The most common is implementing the INotifyPropertyChanged interface, the other is through the INotifyCollectionChanged interface. Most developers really won’t use second interface but its useful to know about and how it affects your view model.
When you bind to a property on your view model the binding infrastructure will listen for INotifyPropertyChanged events from your view model for that property.
If the type of the property implements INotifyCollectionChanged (such as ObservableCollection) it will also listen for events off that property.
The distinction is important because a common pattern with developers is implement collection properties as automatic properties. This however limits the way you can interact with the collection such that changes will be reflected in the view.

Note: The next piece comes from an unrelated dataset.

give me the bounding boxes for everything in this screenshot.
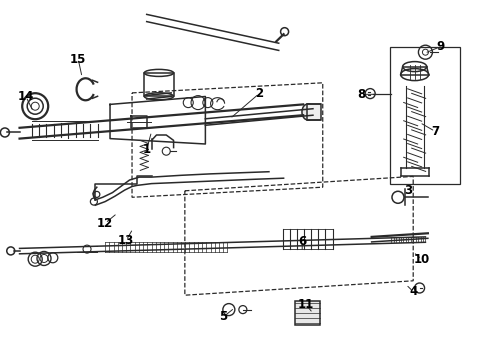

public class CorrectViewModel : ViewModelBase
{
public CorrectViewModel()
{
Items = new ObservableCollection<Item>();??
}
public ObservableCollection<Item> Items
{
get; set;
}
public void Add()
{
var items = GetItems();
Items.Clear(); // Collection changed raised
foreach(var item in items)
{
Items.Add(item); // Collection changed raised
}
}
private IEnumerable<Item> GetItems()
{
return from i in Enumerable.Range(0, 10)
select new Item
{
Name = "Item: " + i
};
}
}
public class IncorrectViewModel : ViewModelBase
{
public IncorrectViewModel()
{
Items = new ObservableCollection<Item>();
}
public ObservableCollection<Item> Items
{
get;
set;
}
public void Add()
{
var items = GetItems();
Items = new ObservableCollection<Item>(); // No notification raised
foreach(var item in items)
{
// Collection changed raised but view unaware of new collection
Items.Add(item);
}
}
private IEnumerable<Item> GetItems()
{
return from i in Enumerable.Range(0, 10)
select new Item
{
Name = "Item: " + i
};
}
}
Notice the difference between the correct view model and the incorrect one is that the correct one alters the already existing collection and the view is notified with INotifyCollectionChanged events. The incorrect view model replaces the collection with an entirely new one, but because the automatic property doesn’t fire an INotifyPropertyChanged event the changes will not be reflected in the view.
The incorrect view model can be fixed by either modifying the Add method to not replace the collection but modify it in place, or to modify the Items collection to fire property changed events.